Faced with the rising tide of voices calling for an independent international investigation, Mahinda Samarasinghe, Sri Lanka's plantation minister and representative at the UNHRC meeting in Geneva, launched a desperate counter attack.
The Sri Lanka delegation has evidently been caught off guard by news that Ban Ki Moon plans to hand over the report by the UN Panel of Experts into allegations of war crimes and crimes against humanity in Sri Lanka to Navi Pillay, UN High Commissioner for Human Rights, imminently.
Samarasinghe fought back, reportedly criticising the UN for being 'biased' and for failing to inform Sri Lanka previously regarding the handing over of the report, and for the very fact Sri Lanka was informally discussed.

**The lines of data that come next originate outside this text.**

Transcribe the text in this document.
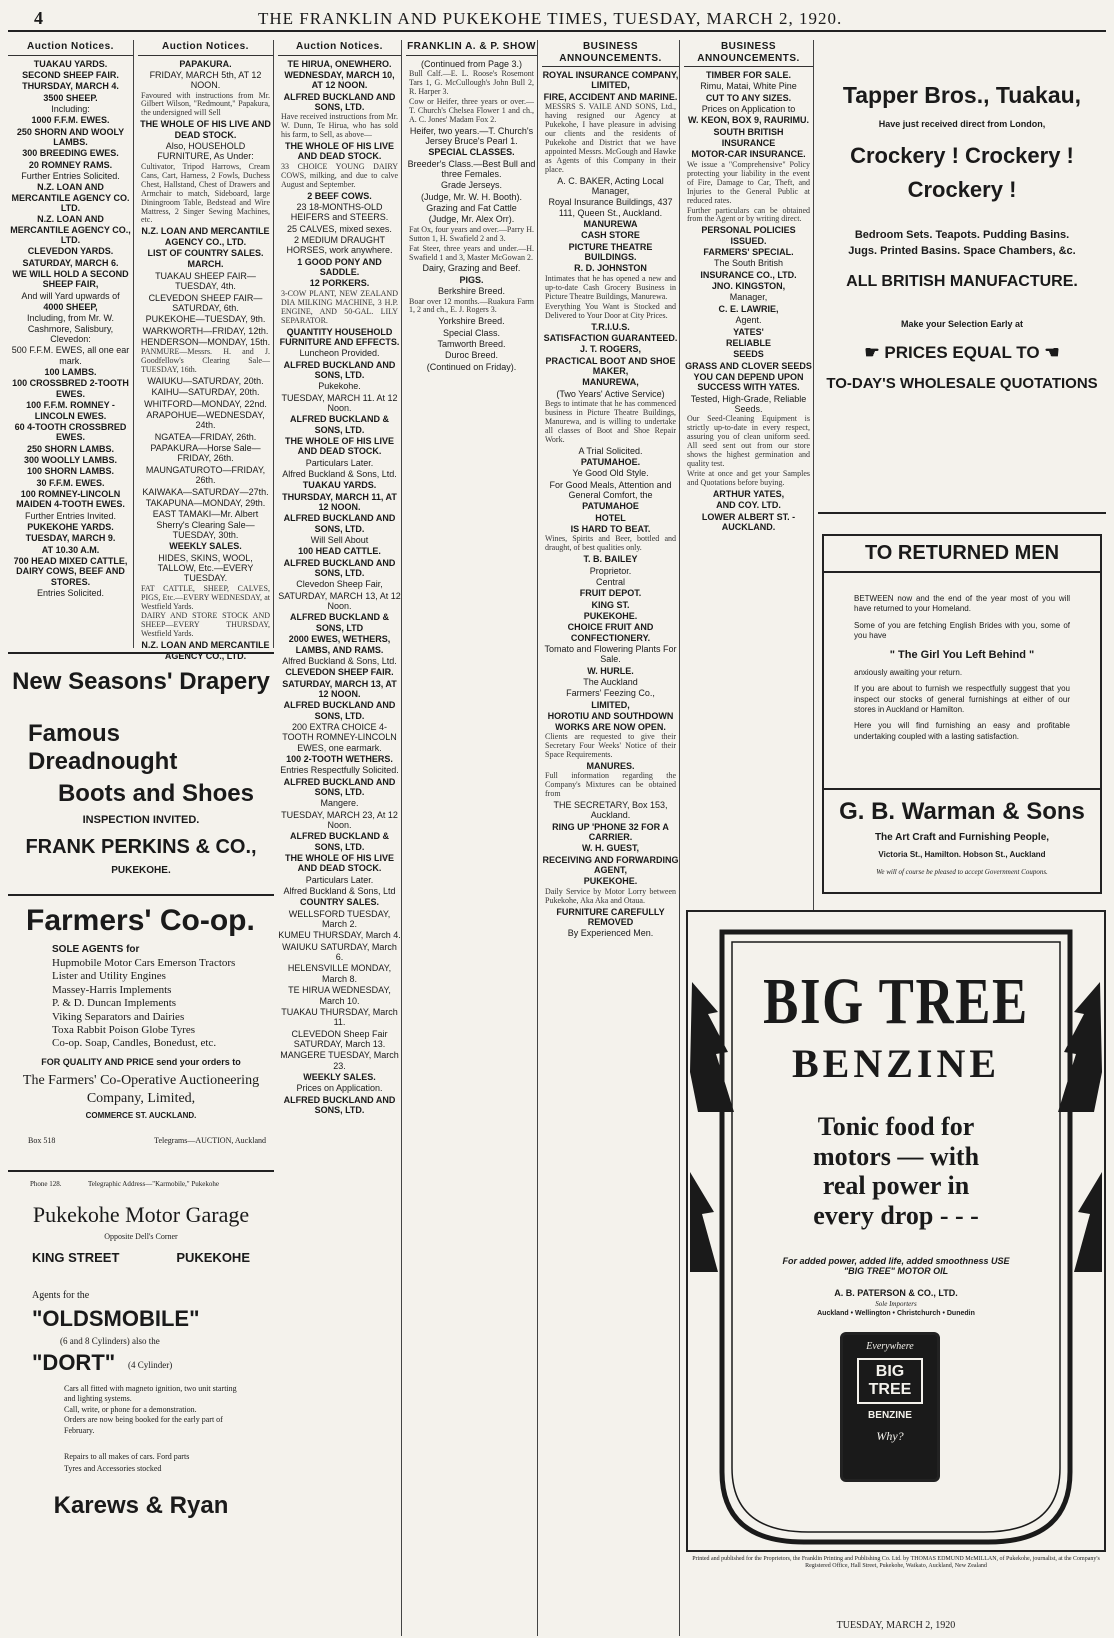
4	THE FRANKLIN AND PUKEKOHE TIMES, TUESDAY, MARCH 2, 1920.

Auction Notices.

TUAKAU YARDS.

SECOND SHEEP FAIR.

THURSDAY, MARCH 4.

3500 SHEEP.

Including:

1000 F.F.M. EWES.

250 SHORN AND WOOLY LAMBS.

300 BREEDING EWES.

20 ROMNEY RAMS.

Further Entries Solicited.

N.Z. LOAN AND MERCANTILE AGENCY CO. LTD.

N.Z. LOAN AND MERCANTILE AGENCY CO., LTD.

CLEVEDON YARDS.

SATURDAY, MARCH 6.

WE WILL HOLD A SECOND SHEEP FAIR,

And will Yard upwards of

4000 SHEEP,

Including, from Mr. W. Cashmore, Salisbury, Clevedon:

500 F.F.M. EWES, all one ear mark.

100 LAMBS.

100 CROSSBRED 2-TOOTH EWES.

100 F.F.M. ROMNEY - LINCOLN EWES.

60 4-TOOTH CROSSBRED EWES.

250 SHORN LAMBS.

300 WOOLLY LAMBS.

100 SHORN LAMBS.

30 F.F.M. EWES.

100 ROMNEY-LINCOLN MAIDEN 4-TOOTH EWES.

Further Entries Invited.

PUKEKOHE YARDS.

TUESDAY, MARCH 9.

AT 10.30 A.M.

700 HEAD MIXED CATTLE, DAIRY COWS, BEEF AND STORES.

Entries Solicited.

Auction Notices.

PAPAKURA.

FRIDAY, MARCH 5th, AT 12 NOON.

Favoured with instructions from Mr. Gilbert Wilson, "Redmount," Papakura, the undersigned will Sell

THE WHOLE OF HIS LIVE AND DEAD STOCK.

Also, HOUSEHOLD FURNITURE, As Under:

Cultivator, Tripod Harrows, Cream Cans, Cart, Harness, 2 Fowls, Duchess Chest, Hallstand, Chest of Drawers and Armchair to match, Sideboard, large Diningroom Table, Bedstead and Wire Mattress, 2 Singer Sewing Machines, etc.

N.Z. LOAN AND MERCANTILE AGENCY CO., LTD.

LIST OF COUNTRY SALES.

MARCH.

TUAKAU SHEEP FAIR—TUESDAY, 4th.

CLEVEDON SHEEP FAIR—SATURDAY, 6th.

PUKEKOHE—TUESDAY, 9th.

WARKWORTH—FRIDAY, 12th.

HENDERSON—MONDAY, 15th.

PANMURE—Messrs. H. and J. Goodfellow's Clearing Sale—TUESDAY, 16th.

WAIUKU—SATURDAY, 20th.

KAIHU—SATURDAY, 20th.

WHITFORD—MONDAY, 22nd.

ARAPOHUE—WEDNESDAY, 24th.

NGATEA—FRIDAY, 26th.

PAPAKURA—Horse Sale—FRIDAY, 26th.

MAUNGATUROTO—FRIDAY, 26th.

KAIWAKA—SATURDAY—27th.

TAKAPUNA—MONDAY, 29th.

EAST TAMAKI—Mr. Albert Sherry's Clearing Sale—TUESDAY, 30th.

WEEKLY SALES.

HIDES, SKINS, WOOL, TALLOW, Etc.—EVERY TUESDAY.

FAT CATTLE, SHEEP, CALVES, PIGS, Etc.—EVERY WEDNESDAY, at Westfield Yards.

DAIRY AND STORE STOCK AND SHEEP—EVERY THURSDAY, Westfield Yards.

N.Z. LOAN AND MERCANTILE AGENCY CO., LTD.

Auction Notices.

TE HIRUA, ONEWHERO.

WEDNESDAY, MARCH 10, AT 12 NOON.

ALFRED BUCKLAND AND SONS, LTD.

Have received instructions from Mr. W. Dunn, Te Hirua, who has sold his farm, to Sell, as above—

THE WHOLE OF HIS LIVE AND DEAD STOCK.

33 CHOICE YOUNG DAIRY COWS, milking, and due to calve August and September.

2 BEEF COWS.

23 18-MONTHS-OLD HEIFERS and STEERS.

25 CALVES, mixed sexes.

2 MEDIUM DRAUGHT HORSES, work anywhere.

1 GOOD PONY AND SADDLE.

12 PORKERS.

3-COW PLANT, NEW ZEALAND DIA MILKING MACHINE, 3 H.P. ENGINE, AND 50-GAL. LILY SEPARATOR.

QUANTITY HOUSEHOLD FURNITURE AND EFFECTS.

Luncheon Provided.

ALFRED BUCKLAND AND SONS, LTD.

Pukekohe.

TUESDAY, MARCH 11. At 12 Noon.

ALFRED BUCKLAND & SONS, LTD.

THE WHOLE OF HIS LIVE AND DEAD STOCK.

Particulars Later.

Alfred Buckland & Sons, Ltd.

TUAKAU YARDS.

THURSDAY, MARCH 11, AT 12 NOON.

ALFRED BUCKLAND AND SONS, LTD.

Will Sell About

100 HEAD CATTLE.

ALFRED BUCKLAND AND SONS, LTD.

Clevedon Sheep Fair,

SATURDAY, MARCH 13, At 12 Noon.

ALFRED BUCKLAND & SONS, LTD

2000 EWES, WETHERS, LAMBS, AND RAMS.

Alfred Buckland & Sons, Ltd.

CLEVEDON SHEEP FAIR.

SATURDAY, MARCH 13, AT 12 NOON.

ALFRED BUCKLAND AND SONS, LTD.

200 EXTRA CHOICE 4-TOOTH ROMNEY-LINCOLN EWES, one earmark.

100 2-TOOTH WETHERS.

Entries Respectfully Solicited.

ALFRED BUCKLAND AND SONS, LTD.

Mangere.

TUESDAY, MARCH 23, At 12 Noon.

ALFRED BUCKLAND & SONS, LTD.

THE WHOLE OF HIS LIVE AND DEAD STOCK.

Particulars Later.

Alfred Buckland & Sons, Ltd

COUNTRY SALES.

WELLSFORD TUESDAY, March 2.

KUMEU THURSDAY, March 4.

WAIUKU SATURDAY, March 6.

HELENSVILLE MONDAY, March 8.

TE HIRUA WEDNESDAY, March 10.

TUAKAU THURSDAY, March 11.

CLEVEDON Sheep Fair SATURDAY, March 13.

MANGERE TUESDAY, March 23.

WEEKLY SALES.

Prices on Application.

ALFRED BUCKLAND AND SONS, LTD.

FRANKLIN A. & P. SHOW

(Continued from Page 3.)

Bull Calf.—E. L. Roose's Rosemont Tars 1, G. McCullough's John Bull 2, R. Harper 3.

Cow or Heifer, three years or over.—T. Church's Chelsea Flower 1 and ch., A. C. Jones' Madam Fox 2.

Heifer, two years.—T. Church's Jersey Bruce's Pearl 1.

SPECIAL CLASSES.

Breeder's Class.—Best Bull and three Females.

Grade Jerseys.

(Judge, Mr. W. H. Booth).

Grazing and Fat Cattle

(Judge, Mr. Alex Orr).

Fat Ox, four years and over.—Parry H. Sutton 1, H. Swafield 2 and 3.

Fat Steer, three years and under.—H. Swafield 1 and 3, Master McGowan 2.

Dairy, Grazing and Beef.

PIGS.

Berkshire Breed.

Boar over 12 months.—Ruakura Farm 1, 2 and ch., E. J. Rogers 3.

Yorkshire Breed.

Special Class.

Tamworth Breed.

Duroc Breed.

(Continued on Friday).

BUSINESS ANNOUNCEMENTS.

ROYAL INSURANCE COMPANY, LIMITED,

FIRE, ACCIDENT AND MARINE.

MESSRS S. VAILE AND SONS, Ltd., having resigned our Agency at Pukekohe, I have pleasure in advising our clients and the residents of Pukekohe and District that we have appointed Messrs. McGough and Hawke as Agents of this Company in their place.

A. C. BAKER, Acting Local Manager,

Royal Insurance Buildings, 437 111, Queen St., Auckland.

MANUREWA

CASH STORE

PICTURE THEATRE BUILDINGS.

R. D. JOHNSTON

Intimates that he has opened a new and up-to-date Cash Grocery Business in Picture Theatre Buildings, Manurewa.

Everything You Want is Stocked and Delivered to Your Door at City Prices.

T.R.I.U.S.

SATISFACTION GUARANTEED.

J. T. ROGERS,

PRACTICAL BOOT AND SHOE MAKER,

MANUREWA,

(Two Years' Active Service)

Begs to intimate that he has commenced business in Picture Theatre Buildings, Manurewa, and is willing to undertake all classes of Boot and Shoe Repair Work.

A Trial Solicited.

PATUMAHOE.

Ye Good Old Style.

For Good Meals, Attention and General Comfort, the

PATUMAHOE

HOTEL

IS HARD TO BEAT.

Wines, Spirits and Beer, bottled and draught, of best qualities only.

T. B. BAILEY

Proprietor.

Central

FRUIT DEPOT.

KING ST.

PUKEKOHE.

CHOICE FRUIT AND CONFECTIONERY.

Tomato and Flowering Plants For Sale.

W. HURLE.

The Auckland

Farmers' Feezing Co.,

LIMITED,

HOROTIU AND SOUTHDOWN WORKS ARE NOW OPEN.

Clients are requested to give their Secretary Four Weeks' Notice of their Space Requirements.

MANURES.

Full information regarding the Company's Mixtures can be obtained from

THE SECRETARY, Box 153, Auckland.

RING UP 'PHONE 32 FOR A CARRIER.

W. H. GUEST,

RECEIVING AND FORWARDING AGENT,

PUKEKOHE.

Daily Service by Motor Lorry between Pukekohe, Aka Aka and Otaua.

FURNITURE CAREFULLY REMOVED

By Experienced Men.

BUSINESS ANNOUNCEMENTS.

TIMBER FOR SALE.

Rimu, Matai, White Pine

CUT TO ANY SIZES.

Prices on Application to

W. KEON, BOX 9, RAURIMU.

SOUTH BRITISH

INSURANCE

MOTOR-CAR INSURANCE.

We issue a "Comprehensive" Policy protecting your liability in the event of Fire, Damage to Car, Theft, and Injuries to the General Public at reduced rates.

Further particulars can be obtained from the Agent or by writing direct.

PERSONAL POLICIES ISSUED.

FARMERS' SPECIAL.

The South British

INSURANCE CO., LTD.

JNO. KINGSTON,

Manager,

C. E. LAWRIE,

Agent.

YATES'

RELIABLE

SEEDS

GRASS AND CLOVER SEEDS

YOU CAN DEPEND UPON SUCCESS WITH YATES.

Tested, High-Grade, Reliable Seeds.

Our Seed-Cleaning Equipment is strictly up-to-date in every respect, assuring you of clean uniform seed. All seed sent out from our store shows the highest germination and quality test.

Write at once and get your Samples and Quotations before buying.

ARTHUR YATES,

AND COY. LTD.

LOWER ALBERT ST. - AUCKLAND.

New Seasons' Drapery
Famous Dreadnought
Boots and Shoes
INSPECTION INVITED.
FRANK PERKINS & CO.,
PUKEKOHE.
Farmers' Co-op.
SOLE AGENTS for
Hupmobile Motor Cars Emerson Tractors
Lister and Utility Engines
Massey-Harris Implements
P. & D. Duncan Implements
Viking Separators and Dairies
Toxa Rabbit Poison Globe Tyres
Co-op. Soap, Candles, Bonedust, etc.
FOR QUALITY AND PRICE send your orders to
The Farmers' Co-Operative Auctioneering
Company, Limited,
COMMERCE ST. AUCKLAND.
Box 518	Telegrams—AUCTION, Auckland
Phone 128.	Telegraphic Address—"Karmobile," Pukekohe
Pukekohe Motor Garage
Opposite Dell's Corner
KING STREET	PUKEKOHE
Agents for the
"OLDSMOBILE"
(6 and 8 Cylinders) also the
"DORT" (4 Cylinder)
Cars all fitted with magneto ignition, two unit starting and lighting systems.
Call, write, or phone for a demonstration.
Orders are now being booked for the early part of February.
Repairs to all makes of cars. Ford parts
Tyres and Accessories stocked
Karews & Ryan
Tapper Bros., Tuakau,
Have just received direct from London,
Crockery ! Crockery !
Crockery !
Bedroom Sets. Teapots. Pudding Basins.
Jugs. Printed Basins. Space Chambers, &c.
ALL BRITISH MANUFACTURE.
Make your Selection Early at
☛ PRICES EQUAL TO ☚
TO-DAY'S WHOLESALE QUOTATIONS
TO RETURNED MEN

BETWEEN now and the end of the year most of you will have returned to your Homeland.

Some of you are fetching English Brides with you, some of you have

" The Girl You Left Behind "

anxiously awaiting your return.

If you are about to furnish we respectfully suggest that you inspect our stocks of general furnishings at either of our stores in Auckland or Hamilton.

Here you will find furnishing an easy and profitable undertaking coupled with a lasting satisfaction.

G. B. Warman & Sons
The Art Craft and Furnishing People,
Victoria St., Hamilton. Hobson St., Auckland
We will of course be pleased to accept Government Coupons.
BIG TREE
BENZINE
Tonic food for
motors — with
real power in
every drop - - -
For added power, added life, added smoothness USE "BIG TREE" MOTOR OIL
A. B. PATERSON & CO., LTD.
Sole Importers
Auckland • Wellington • Christchurch • Dunedin
Everywhere
BIG
TREE
BENZINE
Why?
Printed and published for the Proprietors, the Franklin Printing and Publishing Co. Ltd. by THOMAS EDMUND McMILLAN, of Pukekohe, journalist, at the Company's Registered Office, Hall Street, Pukekohe, Waikato, Auckland, New Zealand
TUESDAY, MARCH 2, 1920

According to a report in the Sunday Times, Samarasinghe remarked,
"The Government of Sri Lanka was concerned at a growing trend in the Human Rights Council to depart from well established principles of procedures in the conduct of the affairs of the Council and noted the failure on the part of the High Commissioner to inform the concerned State, Sri Lanka, regarding a report about Sri Lanka that was transmitted between the Office of the High Commissioner for Human Rights and the Office of the United Nations Secretary-General."
He is also said to have remarked, that the High Commissioner's 'failure' to inform the state in question, raises "serious concerns" and leads to a "loss in confidence" in the High Commissioner's office.
The ruffled Samarasinghe, attempting to seek cover behind the infamous LLRC, added, "It is critical to wait for that body to finish its deliberations and come up with its conclusions in due time."